During previous vacations, we’ve lost a transmission and had our car towed from the top of the highest peak in the northeastern U.S., endured the near-death of the replacement transmission the following year in a mountain pass where one is more likely to contact a moose than reach a human being via cell phone, and found ourselves rushing to the same Urgent Care two days apart and subsequently filling a shopping basket at Rite Aid with bandages and other supplies to care for our mother-and-son wounds.
This year, I’ll let Jerry Seinfeld demonstrate for you how our vacation began (substitute the word “cottage” for “car”):
With the Seinfeld clip in one hand and a vodka mojito in the other, by dinnertime I was able to laugh at the fact that when we showed up at the beach cottage we’d carefully selected and paid a deposit for in April, said cottage had also been rented to someone else–someone who’d gotten there before us and had already settled in.
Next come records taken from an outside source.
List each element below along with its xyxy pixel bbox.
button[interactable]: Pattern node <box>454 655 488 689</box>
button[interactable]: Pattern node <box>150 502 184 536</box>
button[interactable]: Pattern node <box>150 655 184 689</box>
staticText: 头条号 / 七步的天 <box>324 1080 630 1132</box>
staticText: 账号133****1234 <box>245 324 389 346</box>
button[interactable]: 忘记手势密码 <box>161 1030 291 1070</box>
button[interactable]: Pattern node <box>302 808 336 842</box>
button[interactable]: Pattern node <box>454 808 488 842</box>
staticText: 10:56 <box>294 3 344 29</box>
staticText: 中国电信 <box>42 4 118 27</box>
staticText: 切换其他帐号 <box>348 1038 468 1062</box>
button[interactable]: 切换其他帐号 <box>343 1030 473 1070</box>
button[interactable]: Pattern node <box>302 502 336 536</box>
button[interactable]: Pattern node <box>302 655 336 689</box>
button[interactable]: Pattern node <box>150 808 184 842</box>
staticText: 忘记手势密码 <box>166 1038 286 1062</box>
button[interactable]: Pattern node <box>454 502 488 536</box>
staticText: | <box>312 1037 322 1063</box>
Somehow, I managed to keep in mind the entire time we interacted with the proprietor that my children were with me and I wanted to set a good example of how to deal with a bad situation. I kept all the profanity in my head. I knew that demanding that the people who rented the cottage be kicked out would be as unfair to them as the whole situation was to us. So I (and my husband) focused on the person who appeared to have double-booked the cottage and made clear what we expected: a refund, compensation and an acceptable (to us) place to stay, found via her immediate effort.
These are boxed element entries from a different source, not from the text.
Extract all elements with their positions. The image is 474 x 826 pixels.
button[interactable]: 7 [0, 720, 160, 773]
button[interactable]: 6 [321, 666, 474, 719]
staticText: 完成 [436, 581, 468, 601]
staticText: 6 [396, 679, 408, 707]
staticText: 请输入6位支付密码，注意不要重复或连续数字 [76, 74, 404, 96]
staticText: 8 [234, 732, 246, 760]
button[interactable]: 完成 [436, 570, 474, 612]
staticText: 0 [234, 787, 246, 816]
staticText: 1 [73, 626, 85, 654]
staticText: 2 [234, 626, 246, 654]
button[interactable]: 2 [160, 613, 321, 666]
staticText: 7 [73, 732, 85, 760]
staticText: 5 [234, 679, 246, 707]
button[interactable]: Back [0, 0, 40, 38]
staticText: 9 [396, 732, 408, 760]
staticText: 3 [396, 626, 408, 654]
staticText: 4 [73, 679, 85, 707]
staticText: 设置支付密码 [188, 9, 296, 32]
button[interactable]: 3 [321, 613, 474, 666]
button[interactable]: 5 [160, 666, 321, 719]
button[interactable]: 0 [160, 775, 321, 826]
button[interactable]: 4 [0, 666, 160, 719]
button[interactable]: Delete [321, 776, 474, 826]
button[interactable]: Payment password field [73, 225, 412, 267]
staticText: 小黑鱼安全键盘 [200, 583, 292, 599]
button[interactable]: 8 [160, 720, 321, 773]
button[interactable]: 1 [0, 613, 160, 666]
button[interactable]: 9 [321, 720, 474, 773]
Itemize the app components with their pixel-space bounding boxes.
Even with our deliberate moderation, our obvious irritation and insistence made an impression on eight-year-old “Emmie.” She isn’t used to public confrontation. So later, once we’d found another (not as nice) cottage and were settled in a restaurant, overdue dinner plates in front of us, my husband and I explained to her why it’s necessary to take a firm stance in certain situations. Then I showed both kids the Seinfeld clip. They laughed, we moved on and the vacation began.
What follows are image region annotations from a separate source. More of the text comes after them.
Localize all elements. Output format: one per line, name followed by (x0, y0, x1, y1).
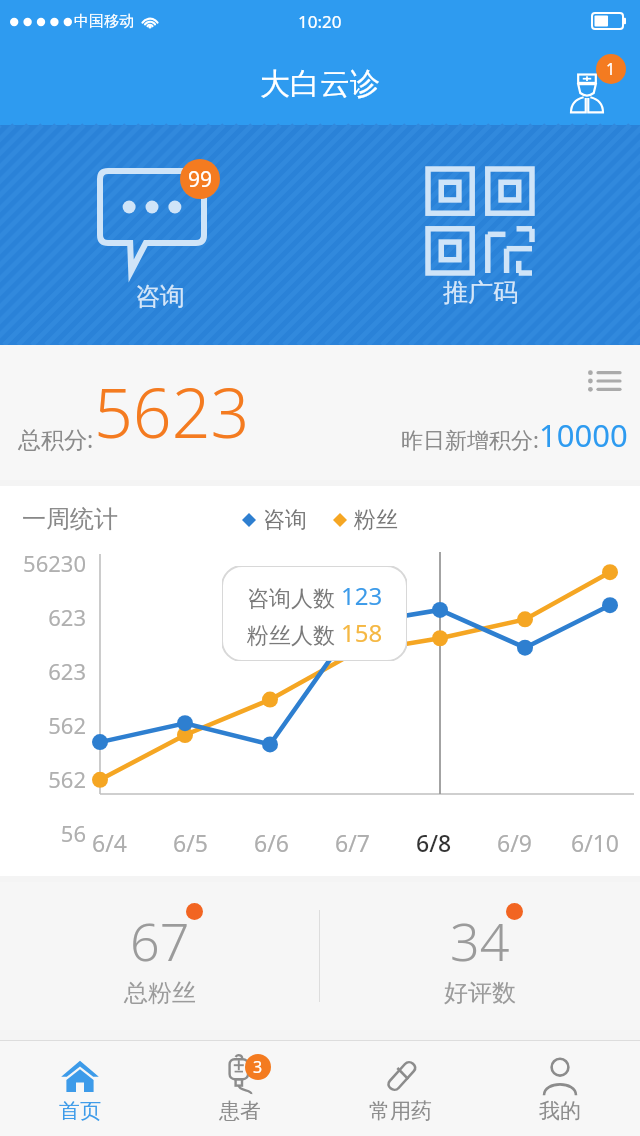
staticText: 1 (606, 58, 616, 80)
staticText: 患者 (219, 1098, 261, 1124)
staticText: 6/7 (335, 827, 370, 858)
button[interactable]: 我的 (480, 1041, 640, 1136)
staticText: 总粉丝 (124, 978, 196, 1008)
button[interactable]: Points detail list (584, 361, 624, 401)
button[interactable]: 67 (0, 882, 319, 1030)
staticText: 10:20 (298, 10, 342, 33)
staticText: 6/5 (173, 827, 208, 858)
staticText: 5623 (94, 365, 250, 458)
staticText: 粉丝 (354, 506, 398, 534)
staticText: 一周统计 (22, 504, 118, 534)
staticText: 昨日新增积分: (401, 424, 539, 454)
button[interactable]: Doctor profile (566, 54, 626, 114)
staticText: 我的 (539, 1098, 581, 1124)
button[interactable]: 常用药 (320, 1041, 480, 1136)
staticText: 623 (8, 656, 86, 686)
button[interactable]: 99 (0, 125, 320, 345)
staticText: 中国移动 (74, 12, 134, 31)
staticText: 34 (450, 905, 510, 976)
staticText: 好评数 (444, 978, 516, 1008)
staticText: 623 (8, 602, 86, 632)
staticText: 咨询 (135, 281, 185, 312)
staticText: 6/6 (254, 827, 289, 858)
staticText: 6/8 (416, 827, 452, 858)
staticText: 6/9 (497, 827, 532, 858)
staticText: 6/4 (92, 827, 127, 858)
staticText: 67 (130, 905, 190, 976)
staticText: 10000 (539, 414, 628, 456)
button[interactable]: 首页 (0, 1041, 160, 1136)
staticText: 总积分: (18, 423, 94, 454)
button[interactable]: 34 (320, 882, 640, 1030)
staticText: 99 (188, 165, 213, 194)
staticText: 大白云诊 (260, 65, 380, 103)
staticText: 首页 (59, 1098, 101, 1124)
staticText: 562 (8, 710, 86, 740)
staticText: 粉丝人数 (247, 619, 341, 649)
staticText: 562 (8, 764, 86, 794)
staticText: 123 (341, 579, 383, 612)
staticText: 推广码 (443, 277, 518, 308)
staticText: 158 (341, 616, 383, 649)
staticText: 咨询 (263, 506, 307, 534)
button[interactable]: 3 (160, 1041, 320, 1136)
staticText: 6/10 (571, 827, 620, 858)
staticText: 3 (253, 1056, 263, 1078)
button[interactable]: 推广码 (320, 125, 640, 345)
staticText: 56 (8, 818, 86, 848)
staticText: 56230 (8, 548, 86, 578)
staticText: 咨询人数 (247, 582, 341, 612)
staticText: 常用药 (369, 1098, 432, 1124)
Here are a few other highlights and lessons learned from our week at the beach:
- Don’t let your fearful eight-year-old read the posted, generalized warnings about sharks before walking onto the ocean beach.
- Stories are nice, but when you take an eleven-year-old on a nighttime ghost tour, he expects to see a ghost or two. Alas.
- It is perhaps inevitable that in a family of four, one person will prefer an isolated cottage with some amenities and a quiet, protected salt-water beach; one person will prefer any accommodation so long as the beach is open ocean with high surf; one person will prefer a hotel with a pool; and the last person will prefer anything upon which the first three can agree.
- Today’s kids can survive a week screen-free. They can even have fun without iPods, television, etc. But stay the heck out of those kids’ way when they return home and digital privileges are restored.
Summer vacation. Do we have to wait a whole year for the next one?